Zu derselben Zeit, da sich die spekulative Philosopie den Banden
des Aristoteles entwand, um mit Descartes modern, mit Leibniz
deutsch zu philosophieren, hebt sich somit eine neue Herrschaft des
Stagiriten auf dem Gebiete der Poetik an. Noch Lessing steht ganz
im Bann dieser großen Autorität, ja gerade er stellt Aristoteles als
Kanon hin, von einer Geltung wie Euklid in der Mathematik. Nur
griff seine Hamburgische Dramaturgie (1767-1769) zum ersten mal
kongenial auf den Urtext des Aristoteles zurück und hob den humanistischen
Kern dieser antiken Kunstlehre heraus: die tragischen Leidenschaften
und ihre Katharsis.
Noch heute findet die Autorität des Aristoteles weithin dogmatische
Anerkennung. Doch hat sich inzwischen aus verschiedenen Keimen
das Recht selbständiger Forschung über das Wesen der Poesie zur
Geltung durchgerungen.
§ 5. Fortsetzung: Die Franzosen.
Von den neueren Völkern waren es die Franzosen, die um die Wende des 17. und 18. Jahrhunderts, wie auf allen Gebieten, auch in der Poetik als Muster galten. Wurden doch selbst die antiken Kunstlehren erst durch französische Vermittlung nach Deutschland übernommen.
Den Renaissance-Poetiken, die ausdrücklich auf dem Altertum fußen, folgen Versuche, in der Theorie der Dichtkunst den französischen Geist selbstthätig zur Wirkung zu bringen.
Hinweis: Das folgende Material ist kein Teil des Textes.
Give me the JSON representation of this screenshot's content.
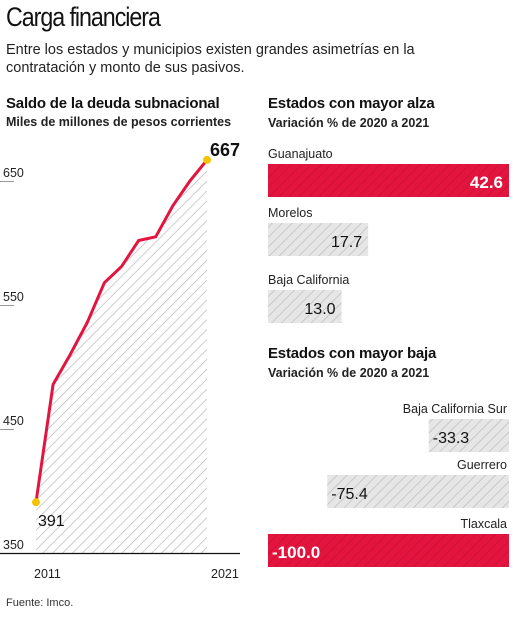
{
  "title": "Carga financiera",
  "subtitle": "Entre los estados y municipios existen grandes asimetrías en la contratación y monto de sus pasivos.",
  "source": "Fuente: Imco.",
  "colors": {
    "accent": "#e3153e",
    "highlight": "#f5c400",
    "hatch_bg": "#e4e4e4",
    "hatch_line": "#b8b8b8"
  },
  "chart_data": [
    {
      "type": "line",
      "title": "Saldo de la deuda subnacional",
      "subtitle": "Miles de millones de pesos corrientes",
      "x": [
        2011,
        2012,
        2013,
        2014,
        2015,
        2016,
        2017,
        2018,
        2019,
        2020,
        2021
      ],
      "y": [
        391,
        486,
        510,
        536,
        568,
        581,
        602,
        605,
        630,
        650,
        667
      ],
      "x_tick_labels": [
        "2011",
        "2021"
      ],
      "y_ticks": [
        350,
        450,
        550,
        650
      ],
      "ylim": [
        350,
        680
      ],
      "xlim": [
        2011,
        2021
      ],
      "annotations": [
        {
          "x": 2011,
          "y": 391,
          "label": "391"
        },
        {
          "x": 2021,
          "y": 667,
          "label": "667"
        }
      ],
      "grid": false,
      "fill": "hatched area under line"
    },
    {
      "type": "bar",
      "orientation": "horizontal",
      "title": "Estados con mayor alza",
      "subtitle": "Variación % de 2020 a 2021",
      "categories": [
        "Guanajuato",
        "Morelos",
        "Baja California"
      ],
      "values": [
        42.6,
        17.7,
        13.0
      ],
      "value_labels": [
        "42.6",
        "17.7",
        "13.0"
      ],
      "highlight": [
        "Guanajuato"
      ],
      "xlim": [
        0,
        42.6
      ]
    },
    {
      "type": "bar",
      "orientation": "horizontal",
      "title": "Estados con mayor baja",
      "subtitle": "Variación % de 2020 a 2021",
      "categories": [
        "Baja California Sur",
        "Guerrero",
        "Tlaxcala"
      ],
      "values": [
        -33.3,
        -75.4,
        -100.0
      ],
      "value_labels": [
        "-33.3",
        "-75.4",
        "-100.0"
      ],
      "highlight": [
        "Tlaxcala"
      ],
      "xlim": [
        -100,
        0
      ]
    }
  ]
}
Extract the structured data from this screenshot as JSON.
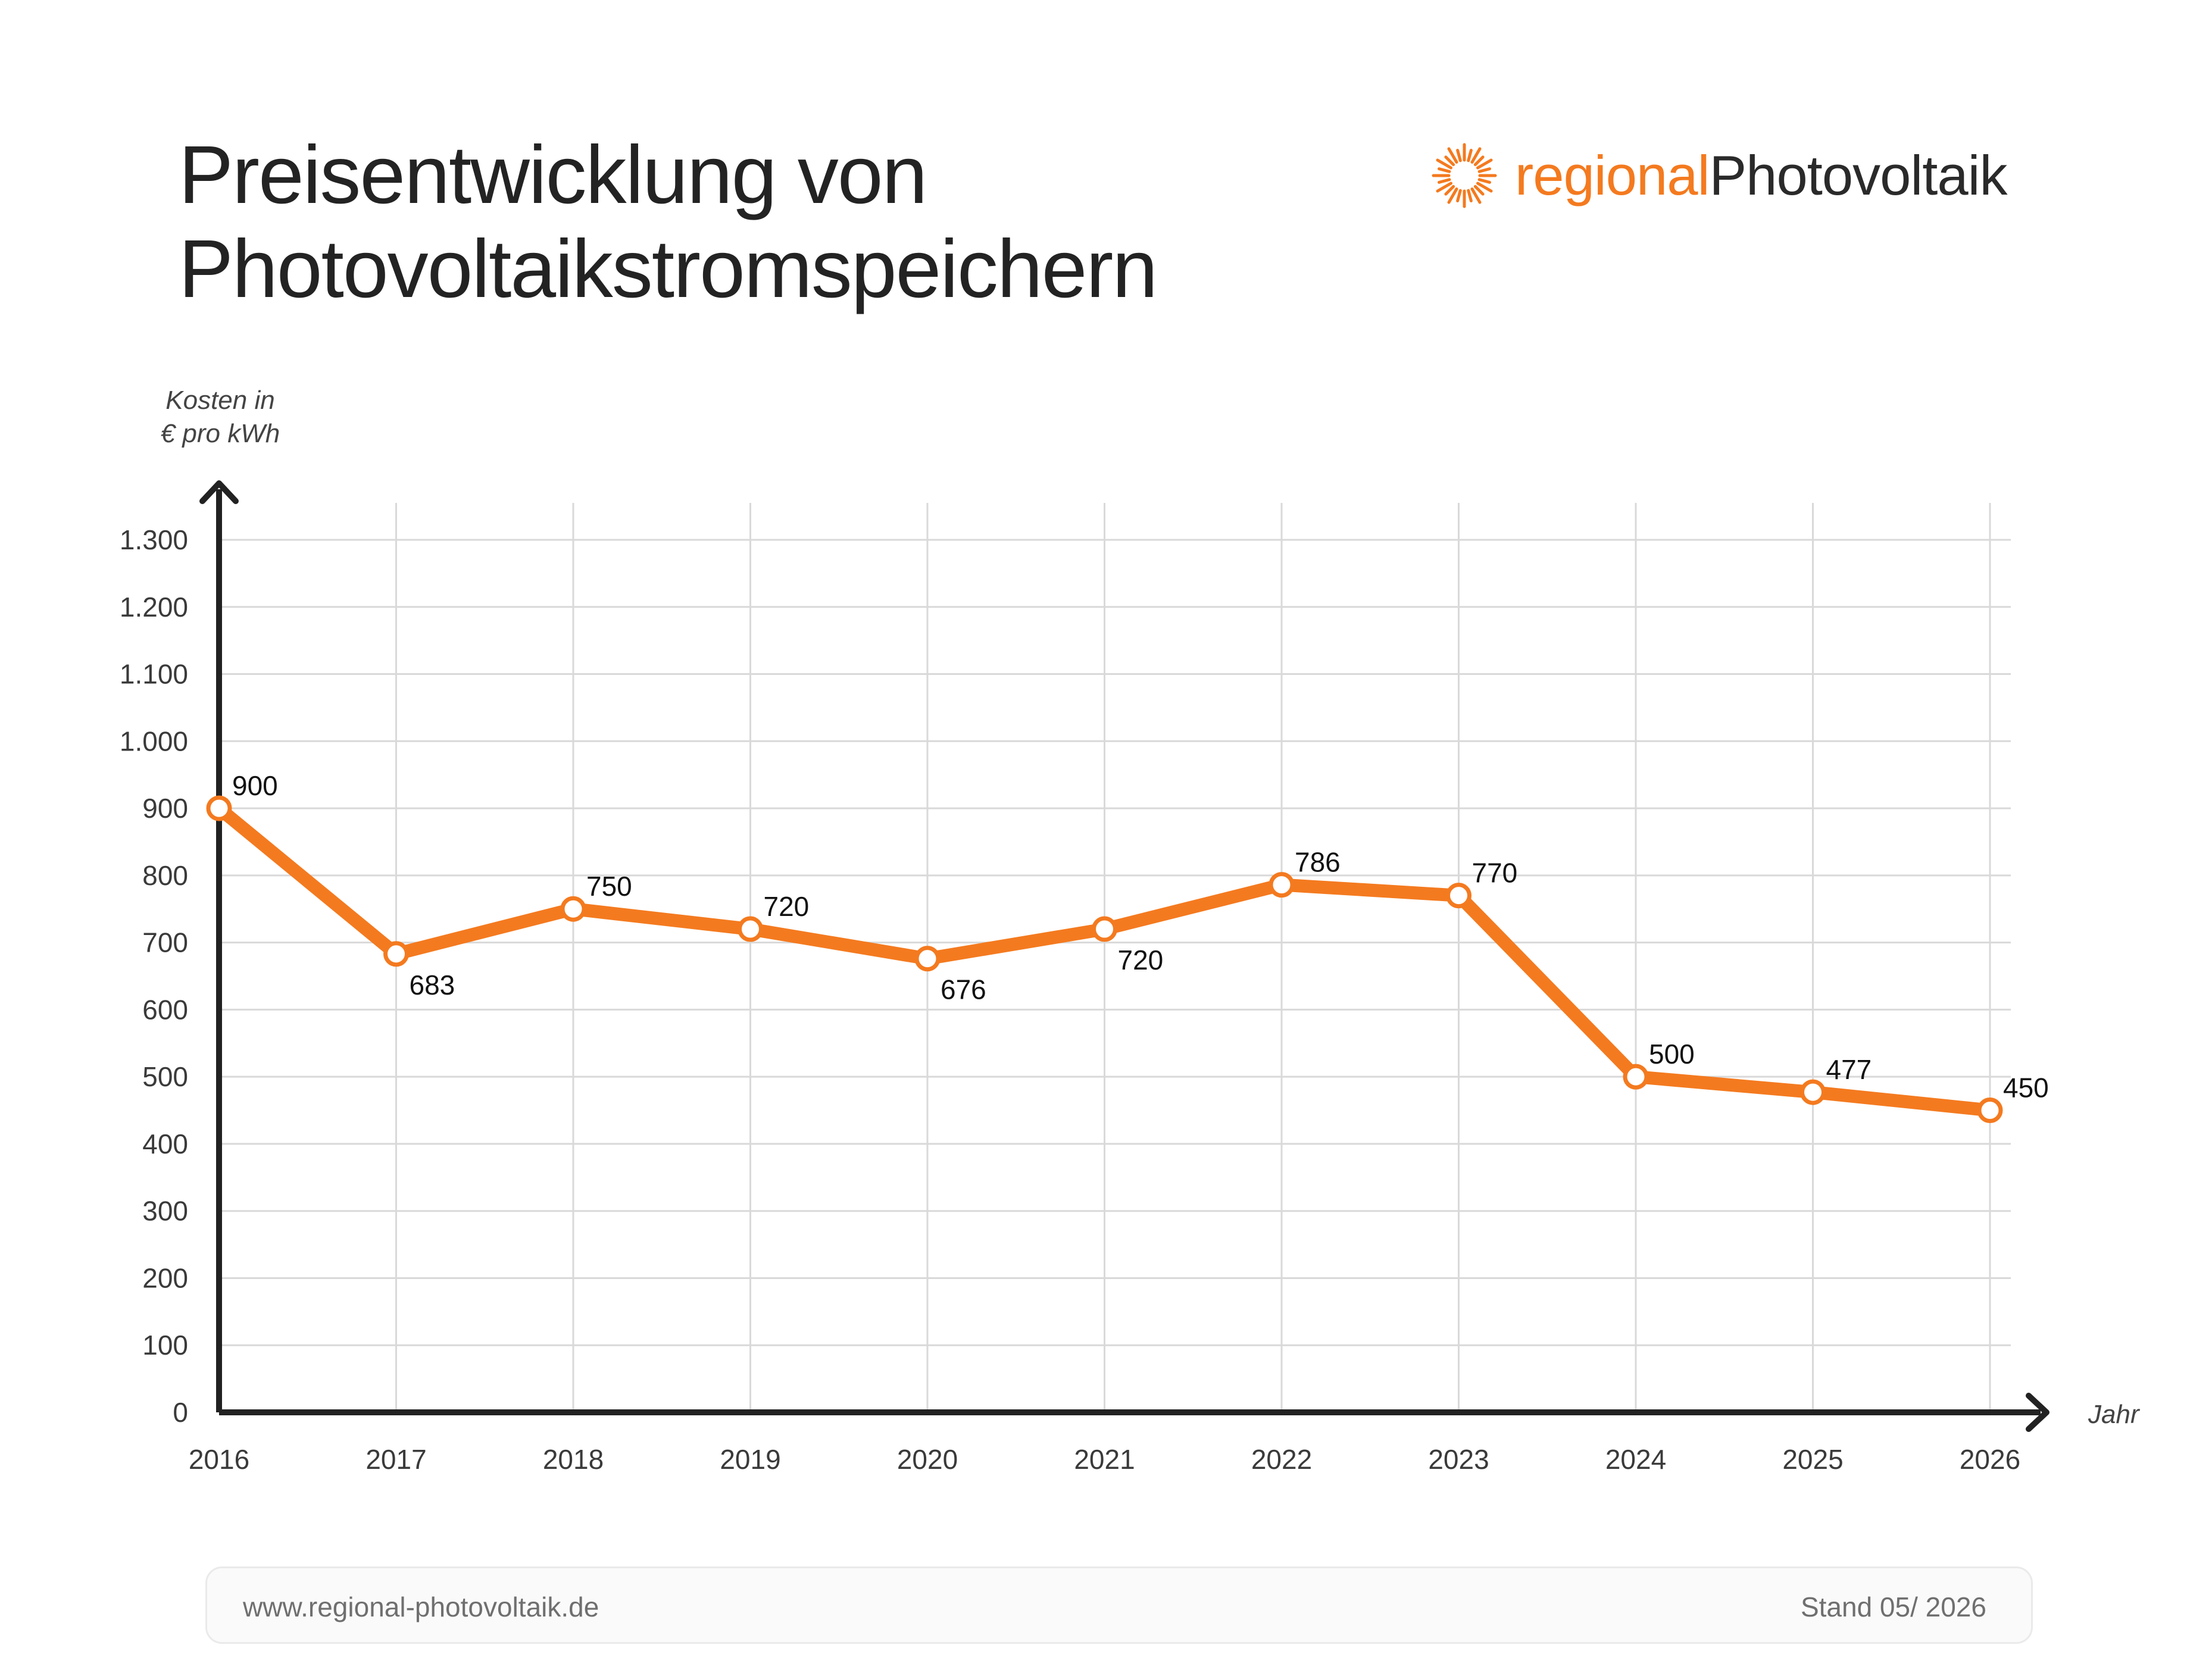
{
  "header": {
    "title_line1": "Preisentwicklung von",
    "title_line2": "Photovoltaikstromspeichern",
    "logo_part1": "regional",
    "logo_part2": "Photovoltaik",
    "logo_icon": "sun-rays-icon"
  },
  "colors": {
    "accent": "#f47a1f",
    "axis": "#222222",
    "grid": "#d9d9d9"
  },
  "chart_data": {
    "type": "line",
    "title": "Preisentwicklung von Photovoltaikstromspeichern",
    "ylabel_line1": "Kosten in",
    "ylabel_line2": "€ pro kWh",
    "xlabel": "Jahr",
    "x": [
      "2016",
      "2017",
      "2018",
      "2019",
      "2020",
      "2021",
      "2022",
      "2023",
      "2024",
      "2025",
      "2026"
    ],
    "values": [
      900,
      683,
      750,
      720,
      676,
      720,
      786,
      770,
      500,
      477,
      450
    ],
    "data_labels": [
      "900",
      "683",
      "750",
      "720",
      "676",
      "720",
      "786",
      "770",
      "500",
      "477",
      "450"
    ],
    "label_positions": [
      "above",
      "below",
      "above",
      "above",
      "below",
      "below",
      "above",
      "above",
      "above",
      "above",
      "above"
    ],
    "ylim": [
      0,
      1300
    ],
    "yticks": [
      0,
      100,
      200,
      300,
      400,
      500,
      600,
      700,
      800,
      900,
      1000,
      1100,
      1200,
      1300
    ],
    "ytick_labels": [
      "0",
      "100",
      "200",
      "300",
      "400",
      "500",
      "600",
      "700",
      "800",
      "900",
      "1.000",
      "1.100",
      "1.200",
      "1.300"
    ],
    "grid": true,
    "legend": "none"
  },
  "footer": {
    "url": "www.regional-photovoltaik.de",
    "stand": "Stand 05/ 2026"
  }
}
Boileau vor allem prägt den Geist seines Volkes und seines Zeitalters - des Zeitalters von Ludwig XIV. - in der Poetik aus. Noch weithin zeigt sich Berührung mit Horaz, aber zum guten Teil entspringt sie aus Verwandtschaft der beiden kritischen Köpfe.
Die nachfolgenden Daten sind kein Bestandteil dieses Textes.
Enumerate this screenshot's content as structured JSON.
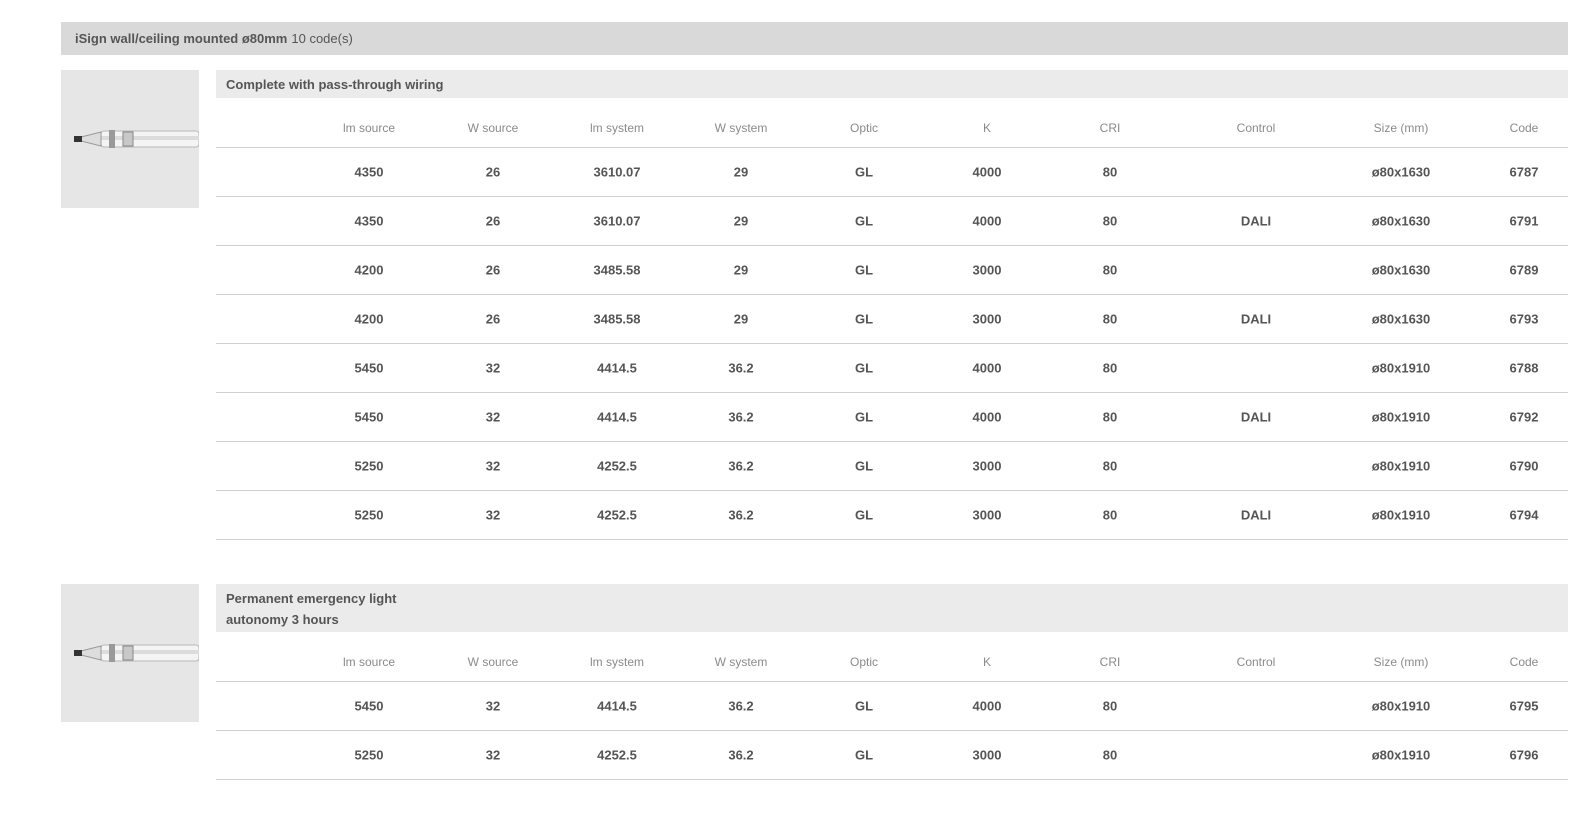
{
  "header": {
    "title": "iSign wall/ceiling mounted ø80mm",
    "count": "10 code(s)"
  },
  "groups": [
    {
      "title_lines": [
        "Complete with pass-through wiring"
      ],
      "columns": [
        "lm source",
        "W source",
        "lm system",
        "W system",
        "Optic",
        "K",
        "CRI",
        "Control",
        "Size (mm)",
        "Code"
      ],
      "rows": [
        [
          "4350",
          "26",
          "3610.07",
          "29",
          "GL",
          "4000",
          "80",
          null,
          "ø80x1630",
          "6787"
        ],
        [
          "4350",
          "26",
          "3610.07",
          "29",
          "GL",
          "4000",
          "80",
          "DALI",
          "ø80x1630",
          "6791"
        ],
        [
          "4200",
          "26",
          "3485.58",
          "29",
          "GL",
          "3000",
          "80",
          null,
          "ø80x1630",
          "6789"
        ],
        [
          "4200",
          "26",
          "3485.58",
          "29",
          "GL",
          "3000",
          "80",
          "DALI",
          "ø80x1630",
          "6793"
        ],
        [
          "5450",
          "32",
          "4414.5",
          "36.2",
          "GL",
          "4000",
          "80",
          null,
          "ø80x1910",
          "6788"
        ],
        [
          "5450",
          "32",
          "4414.5",
          "36.2",
          "GL",
          "4000",
          "80",
          "DALI",
          "ø80x1910",
          "6792"
        ],
        [
          "5250",
          "32",
          "4252.5",
          "36.2",
          "GL",
          "3000",
          "80",
          null,
          "ø80x1910",
          "6790"
        ],
        [
          "5250",
          "32",
          "4252.5",
          "36.2",
          "GL",
          "3000",
          "80",
          "DALI",
          "ø80x1910",
          "6794"
        ]
      ]
    },
    {
      "title_lines": [
        "Permanent emergency light",
        "autonomy 3 hours"
      ],
      "columns": [
        "lm source",
        "W source",
        "lm system",
        "W system",
        "Optic",
        "K",
        "CRI",
        "Control",
        "Size (mm)",
        "Code"
      ],
      "rows": [
        [
          "5450",
          "32",
          "4414.5",
          "36.2",
          "GL",
          "4000",
          "80",
          null,
          "ø80x1910",
          "6795"
        ],
        [
          "5250",
          "32",
          "4252.5",
          "36.2",
          "GL",
          "3000",
          "80",
          null,
          "ø80x1910",
          "6796"
        ]
      ]
    }
  ]
}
Mit Boileau gelangt der "gesunde Menschenverstand" (bon sens)
in Auffassung der Poesie zur Herrschaft; nichts ist ihm schön als das
Wahre; Verstiegenheit der Phantasie erregt seinen Spott - so war
er zu einer ästhetischen Autorität auch des deutschen Rationalismus
prädestiniert.
Nächstdem ist es namentlich Hedelin, der Abt von Aubignac,
der bis zur Mitte des 18. Jahrhunderts in Deutschland anerkannte
Geltung, in erster Linie für theatralische Fragen, genießt. Auch sonst
entfaltet jeder deutsche Beitrag zur Poetik bis in Lessings Tage eine
bunte Musterkarte französischer Autoritäten.
§ 6. Spekulativ-dogmatische Poetik.
Jnzwischen versucht die philosophische Spekulation selbständig ihre Schwingen.
Neben Gottsched hergehend, unternehmen die Züricher Kunstrichter
Bodmer und Breitinger die Begründung einer eigenen Kunstlehre
aus der Phantasie. Obschon von eigenem Geiste durchdrungen,
zeigen sich ihre (in der Hauptsache 1740 erschienenen) theoretischen
Schriften in den Einzelfragen noch weithin von fremden Autoritäten
abhängig. Nicht anders ergeht es Gottscheds hervorragendstem Schüler
Johann Elias Schlegel, der (noch in den vierziger Jahren) das
Verhältnis der Kunst zur Natur weniger sklavisch darstellen will.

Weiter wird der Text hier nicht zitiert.